One thing that this group of people finds particularly appalling is that I do not accept their terminology:

  • I do not believe that “privilege” is a helpful term or one that accurately describes the inequality that exists in our society.
  • I believe the privilege discourse is essentially a form of victim-blaming, in which one group of victims is elevated to being more deserving of equality than the other.
  • I do not believe in a determinist understanding of social origin in which all people from one category are inherently sexist or racist.
  • I believe in rights, not privileges. Not being harmed is not a privilege, it is a right. If one person is harmed and another is not, the blame should go to the one causing the harm.
  • I do not believe that racism comes down to a simplistic black-white dichotomy.
  • I especially do not believe that such a dichotomy can be applied to countries that are historically unrelated to the trans-Atlantic slave trade and/or colonialism and thus have no conception of “whiteness” to begin with.
  • I do not believe that “patriarchy” is a useful term (except in its very specific original meaning) and that sexism should be understood as the enforcement of gender stereotypes, not “male privilege”.
  • I believe that sexism has historically oppressed men and women equally, by forcing both to live their lives in highly circumscribed ways, subjecting women to servitude at home and men to servitude both at work and in the battlefield. To ignore either side of the equation is to ignore the suffering of billions.

Essentially:

  • I believe the most urgent need of our time is to change the economic system we live in, before the inevitable crises produced by the current one annihilate us.
  • I believe sexism and racism can only be fought by deconstructing the fictional borders that fuel them, and that uniting people in the fight for better material conditions is actually the best, possibly the only, way of destroying the arbitrary divisions that have socially enslaved every member of this species for so long.
  • I also believe that attacking sexism, racism and other forms of discrimination at every opportunity (as false divisions, not via the guilt-based privilege discourse) is essential to building a mass movement; this interlocks with the point above.
  • In other words, I am calling for a transcultural, internationalist approach to the fight for equality.

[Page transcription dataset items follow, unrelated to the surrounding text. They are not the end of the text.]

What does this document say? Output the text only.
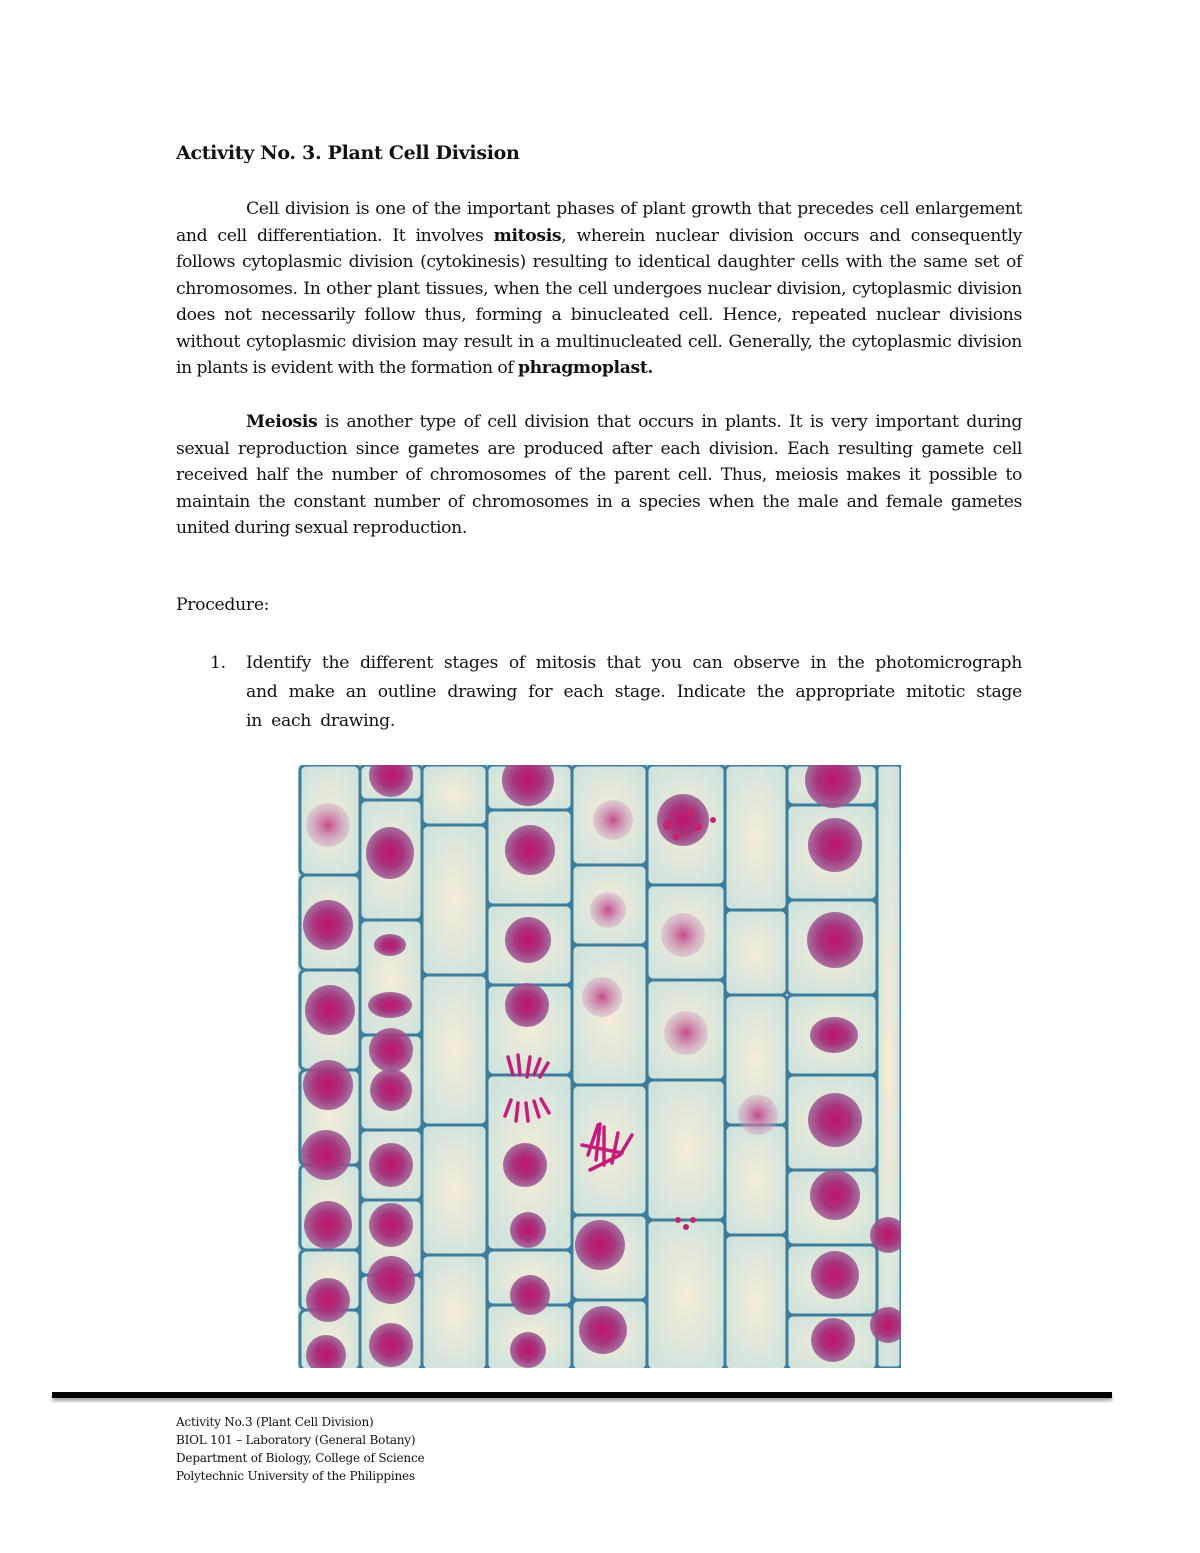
Activity No. 3. Plant Cell Division
Cell division is one of the important phases of plant growth that precedes cell enlargement and cell differentiation. It involves mitosis, wherein nuclear division occurs and consequently follows cytoplasmic division (cytokinesis) resulting to identical daughter cells with the same set of chromosomes. In other plant tissues, when the cell undergoes nuclear division, cytoplasmic division does not necessarily follow thus, forming a binucleated cell. Hence, repeated nuclear divisions without cytoplasmic division may result in a multinucleated cell. Generally, the cytoplasmic division in plants is evident with the formation of phragmoplast.
Meiosis is another type of cell division that occurs in plants. It is very important during sexual reproduction since gametes are produced after each division. Each resulting gamete cell received half the number of chromosomes of the parent cell. Thus, meiosis makes it possible to maintain the constant number of chromosomes in a species when the male and female gametes united during sexual reproduction.
Procedure:
1.	Identify the different stages of mitosis that you can observe in the photomicrograph and make an outline drawing for each stage. Indicate the appropriate mitotic stage in each drawing.
Activity No.3 (Plant Cell Division)
BIOL 101 – Laboratory (General Botany)
Department of Biology, College of Science
Polytechnic University of the Philippines
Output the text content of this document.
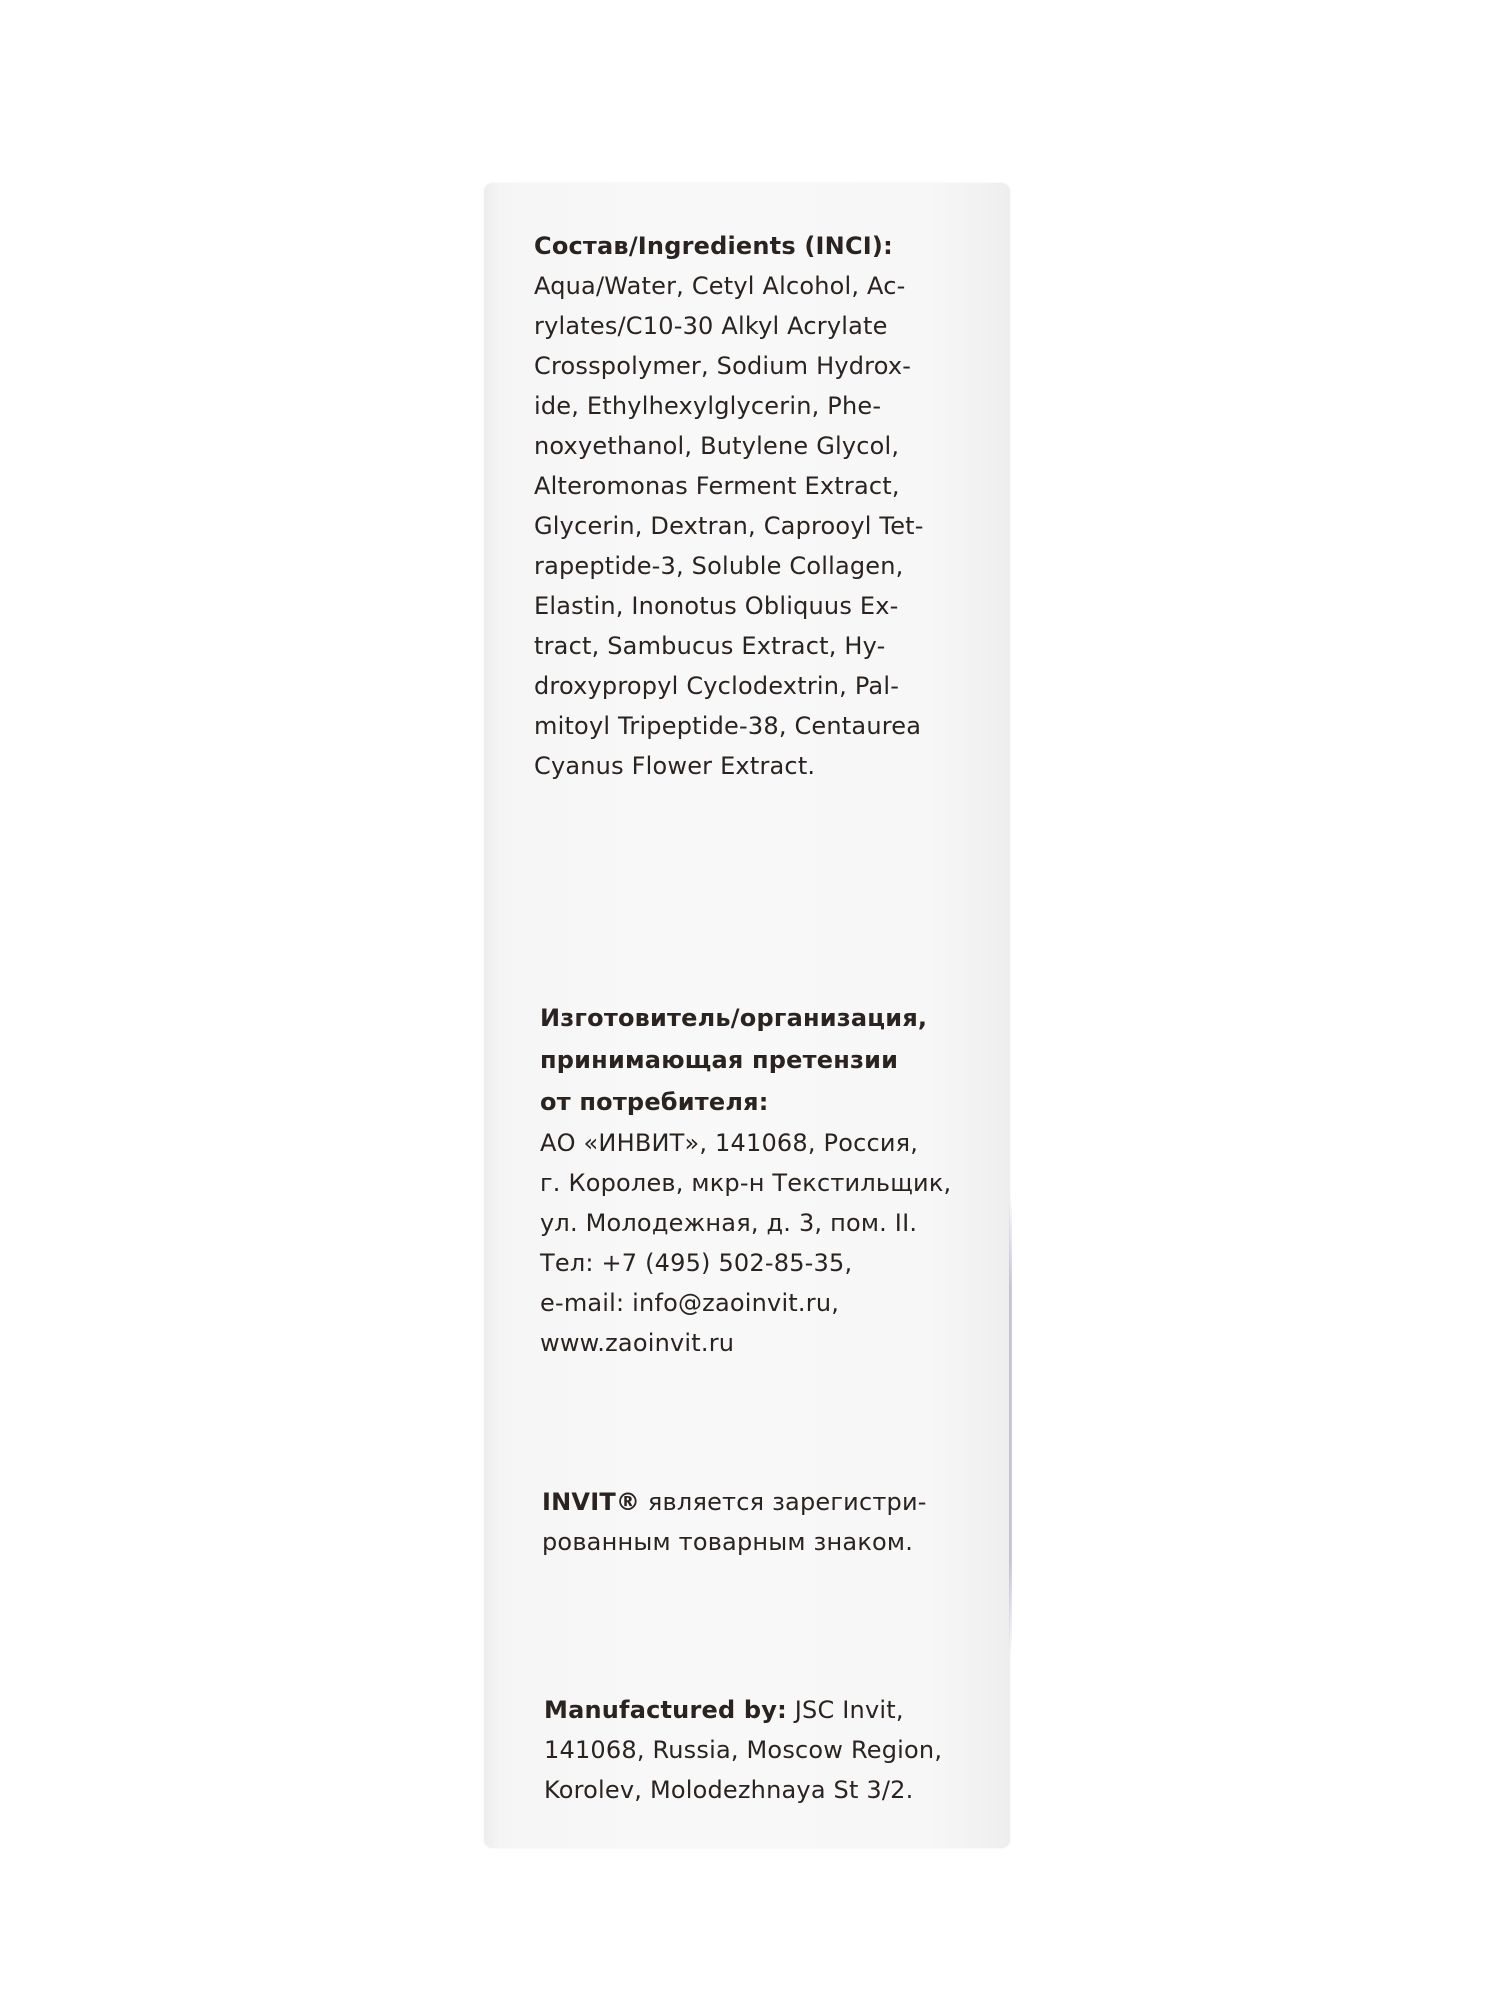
Состав/Ingredients (INCI):
Aqua/Water, Cetyl Alcohol, Ac-
rylates/C10-30 Alkyl Acrylate
Crosspolymer, Sodium Hydrox-
ide, Ethylhexylglycerin, Phe-
noxyethanol, Butylene Glycol,
Alteromonas Ferment Extract,
Glycerin, Dextran, Caprooyl Tet-
rapeptide-3, Soluble Collagen,
Elastin, Inonotus Obliquus Ex-
tract, Sambucus Extract, Hy-
droxypropyl Cyclodextrin, Pal-
mitoyl Tripeptide-38, Centaurea
Cyanus Flower Extract.
Изготовитель/организация,
принимающая претензии
от потребителя:
АО «ИНВИТ», 141068, Россия,
г. Королев, мкр-н Текстильщик,
ул. Молодежная, д. 3, пом. II.
Тел: +7 (495) 502-85-35,
e-mail: info@zaoinvit.ru,
www.zaoinvit.ru
INVIT® является зарегистри-
рованным товарным знаком.
Manufactured by: JSC Invit,
141068, Russia, Moscow Region,
Korolev, Molodezhnaya St 3/2.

It should also be noted, however, that:

  • I could be wrong.
  • You could be wrong.
  • Being in error is not a sin.
  • Disagreement is not a sign of moral degeneration.
  • It is extremely destructive to claim that all those who oppose one’s methods or analyses oppose the very notion of equality or justice.

This is all very abstract, as one would expect from a summary. But you will find that wherever I have argued in favour of these ideas, I have provided detailed arguments for my position, and I have written many long and thorough explanations of individual points on this list, drawing on a global tradition of thought that includes people of all genders, sexes, sexual preferences, classes, colours, and so on.

To be entirely clear, I do not object to people thinking that I am wrong; I do object to the notion that these principles mean I am a sexist, a racist, a “manarchist” or any other such thing. I also object to attacks on my moral character (such as calling me a “creeper”) on the basis of these principles. If you dislike me because I once criticized an article written by one of your friends, fine, but do not pretend it is anything other than a petty personal vendetta. If you simply disagree with my positions, that’s fine too – either ignore me or talk to me. You’re not required to engage in debate, but responding to disagreement with slander is rather low.